Antivirale Arzneimittel – medikamentöse Option zu Beginn der Pandemie
Eine Therapie der Influenza ist in begrenztem Maße durch antivirale Medikamente möglich. Zugelassene Wirkstoffe sind in Deutschland: Amantadin, Oseltamivir und Zanamivir. Mediziner müssen abwägen, ob und für wen der Einsatz dieser Medikamente in Frage kommt. Neben der Virulenz, Übertragbarkeit und Sensibilität der Erreger muss vor allem eine Nutzen-Risiko-Abwägung für jeden einzelnen Patienten getroffen werden. Wichtig: Eine rechtzeitige Einnahme muss spätestens 36 bis 48 Stunden nach Beginn der Symptome erfolgen. Genaue Angaben zu Wirksamkeit und Verträglichkeit können dem Kapitel 9 des Nationalen Pandemieplanes Teil II entnommen werden.
Bedingt durch schnelle Resistenzbildungen wird der prophylaktische Einsatz von Amantadin nicht mehr empfohlen. Ohnehin wirkt Amantadin nur gegen Influenza A. Bei einer Prophylaxe mit Neuraminidasehemmern ist hingegen mit einer Ansprechrate von 70-90 Prozent zu rechnen. Oseltamivir und Zanamivir werden auch im Nationalen Pandemieplan zur Prophylaxe empfohlen.

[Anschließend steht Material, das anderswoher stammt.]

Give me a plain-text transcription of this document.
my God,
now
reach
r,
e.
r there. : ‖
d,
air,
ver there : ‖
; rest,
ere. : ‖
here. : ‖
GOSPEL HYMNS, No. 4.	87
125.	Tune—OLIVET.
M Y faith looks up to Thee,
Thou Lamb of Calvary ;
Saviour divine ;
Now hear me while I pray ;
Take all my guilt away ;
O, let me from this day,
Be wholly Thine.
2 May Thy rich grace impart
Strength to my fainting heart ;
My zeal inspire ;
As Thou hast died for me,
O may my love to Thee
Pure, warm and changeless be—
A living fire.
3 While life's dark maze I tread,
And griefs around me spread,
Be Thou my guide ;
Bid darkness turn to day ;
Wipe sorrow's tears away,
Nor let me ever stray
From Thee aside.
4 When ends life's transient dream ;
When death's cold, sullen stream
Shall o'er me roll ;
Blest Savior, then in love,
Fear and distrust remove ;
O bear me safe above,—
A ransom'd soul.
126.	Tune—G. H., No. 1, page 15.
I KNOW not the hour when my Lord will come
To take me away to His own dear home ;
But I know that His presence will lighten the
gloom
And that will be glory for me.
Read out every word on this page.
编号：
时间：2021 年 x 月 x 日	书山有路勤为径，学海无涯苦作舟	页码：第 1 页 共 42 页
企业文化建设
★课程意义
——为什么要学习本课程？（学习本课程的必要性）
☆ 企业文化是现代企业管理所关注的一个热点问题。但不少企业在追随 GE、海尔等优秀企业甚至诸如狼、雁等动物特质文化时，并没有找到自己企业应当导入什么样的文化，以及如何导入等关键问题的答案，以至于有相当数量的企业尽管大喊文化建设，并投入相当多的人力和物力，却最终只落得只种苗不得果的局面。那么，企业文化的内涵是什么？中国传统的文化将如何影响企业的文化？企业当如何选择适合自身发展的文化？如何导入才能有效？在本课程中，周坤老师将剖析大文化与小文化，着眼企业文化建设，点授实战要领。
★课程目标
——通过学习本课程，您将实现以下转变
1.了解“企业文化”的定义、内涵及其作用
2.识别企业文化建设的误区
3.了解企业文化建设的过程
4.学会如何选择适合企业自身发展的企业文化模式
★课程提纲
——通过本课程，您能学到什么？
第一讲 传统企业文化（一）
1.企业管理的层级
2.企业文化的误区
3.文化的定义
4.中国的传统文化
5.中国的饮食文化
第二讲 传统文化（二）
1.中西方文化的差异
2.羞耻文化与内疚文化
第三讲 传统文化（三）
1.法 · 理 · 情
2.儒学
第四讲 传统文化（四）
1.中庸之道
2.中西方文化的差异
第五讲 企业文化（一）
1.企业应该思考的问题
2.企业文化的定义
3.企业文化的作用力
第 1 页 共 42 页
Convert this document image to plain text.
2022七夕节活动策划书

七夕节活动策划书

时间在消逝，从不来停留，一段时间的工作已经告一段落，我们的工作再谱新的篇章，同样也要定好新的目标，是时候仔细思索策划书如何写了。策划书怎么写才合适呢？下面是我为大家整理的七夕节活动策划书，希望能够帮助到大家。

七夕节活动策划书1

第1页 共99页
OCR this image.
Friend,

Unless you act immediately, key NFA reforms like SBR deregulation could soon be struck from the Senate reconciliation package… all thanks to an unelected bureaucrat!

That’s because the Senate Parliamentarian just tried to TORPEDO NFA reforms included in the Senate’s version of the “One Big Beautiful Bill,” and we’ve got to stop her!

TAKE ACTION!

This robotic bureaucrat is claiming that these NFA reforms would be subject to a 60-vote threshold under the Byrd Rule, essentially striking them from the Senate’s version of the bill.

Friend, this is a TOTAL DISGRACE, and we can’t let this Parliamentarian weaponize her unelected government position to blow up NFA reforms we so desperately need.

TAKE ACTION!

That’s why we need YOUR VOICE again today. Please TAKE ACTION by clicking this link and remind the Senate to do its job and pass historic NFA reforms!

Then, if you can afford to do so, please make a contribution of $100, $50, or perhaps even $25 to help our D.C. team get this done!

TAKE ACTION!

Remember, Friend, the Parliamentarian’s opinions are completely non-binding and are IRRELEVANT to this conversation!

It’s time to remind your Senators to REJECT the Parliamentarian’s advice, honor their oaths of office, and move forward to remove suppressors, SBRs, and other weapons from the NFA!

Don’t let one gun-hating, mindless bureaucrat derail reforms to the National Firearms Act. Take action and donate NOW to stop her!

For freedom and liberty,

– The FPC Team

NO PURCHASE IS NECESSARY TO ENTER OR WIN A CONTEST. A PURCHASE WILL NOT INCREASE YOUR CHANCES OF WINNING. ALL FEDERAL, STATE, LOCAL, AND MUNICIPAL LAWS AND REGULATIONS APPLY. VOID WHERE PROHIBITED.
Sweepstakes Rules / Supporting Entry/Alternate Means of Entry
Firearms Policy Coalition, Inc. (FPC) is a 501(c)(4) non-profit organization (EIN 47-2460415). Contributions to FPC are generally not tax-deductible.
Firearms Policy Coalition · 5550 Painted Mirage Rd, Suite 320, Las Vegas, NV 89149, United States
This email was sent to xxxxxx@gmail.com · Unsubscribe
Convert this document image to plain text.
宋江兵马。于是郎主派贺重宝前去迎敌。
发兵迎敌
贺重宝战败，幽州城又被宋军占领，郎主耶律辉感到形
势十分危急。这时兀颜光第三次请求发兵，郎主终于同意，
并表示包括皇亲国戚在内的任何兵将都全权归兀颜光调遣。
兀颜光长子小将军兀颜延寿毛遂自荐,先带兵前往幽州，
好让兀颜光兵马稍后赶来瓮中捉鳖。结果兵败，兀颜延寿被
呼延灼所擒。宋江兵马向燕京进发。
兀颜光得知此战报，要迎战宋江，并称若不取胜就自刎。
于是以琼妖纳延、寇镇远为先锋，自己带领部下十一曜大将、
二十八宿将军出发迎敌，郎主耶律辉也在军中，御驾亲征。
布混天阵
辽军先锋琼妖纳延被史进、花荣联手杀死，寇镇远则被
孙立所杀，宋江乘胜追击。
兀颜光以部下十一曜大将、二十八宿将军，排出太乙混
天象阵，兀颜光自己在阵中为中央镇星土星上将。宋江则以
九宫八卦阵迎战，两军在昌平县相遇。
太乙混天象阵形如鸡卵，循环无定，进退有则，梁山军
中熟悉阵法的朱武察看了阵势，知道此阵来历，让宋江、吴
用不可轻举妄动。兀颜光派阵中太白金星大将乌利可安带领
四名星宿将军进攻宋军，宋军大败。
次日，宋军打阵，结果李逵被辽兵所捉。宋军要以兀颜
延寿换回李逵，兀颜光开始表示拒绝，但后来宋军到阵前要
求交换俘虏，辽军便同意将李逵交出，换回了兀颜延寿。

Diese Empfehlung gilt allerdings nur solange es noch keine bevölkerungsweite Übertragung gibt. Wichtig ist auch hier der schnelle Einsatz – bis spätestens 48 Stunden nach Kontakt mit Erkrankten.
Im Pandemiefall kann es zudem erforderlich sein, dass Apotheken Oseltamivir-Lösungen herzustellen müssen. Dies ist jedoch von Bundesland zu Bundesland unterschiedlich geregelt und hängt von den jeweiligen Pandemieplänen ab. Es ist deshalb ratsam, sich schon im Vorfeld bei der zuständigen Apothekerkammer über die genauen Voraussetzungen und Erfordernisse zu informieren.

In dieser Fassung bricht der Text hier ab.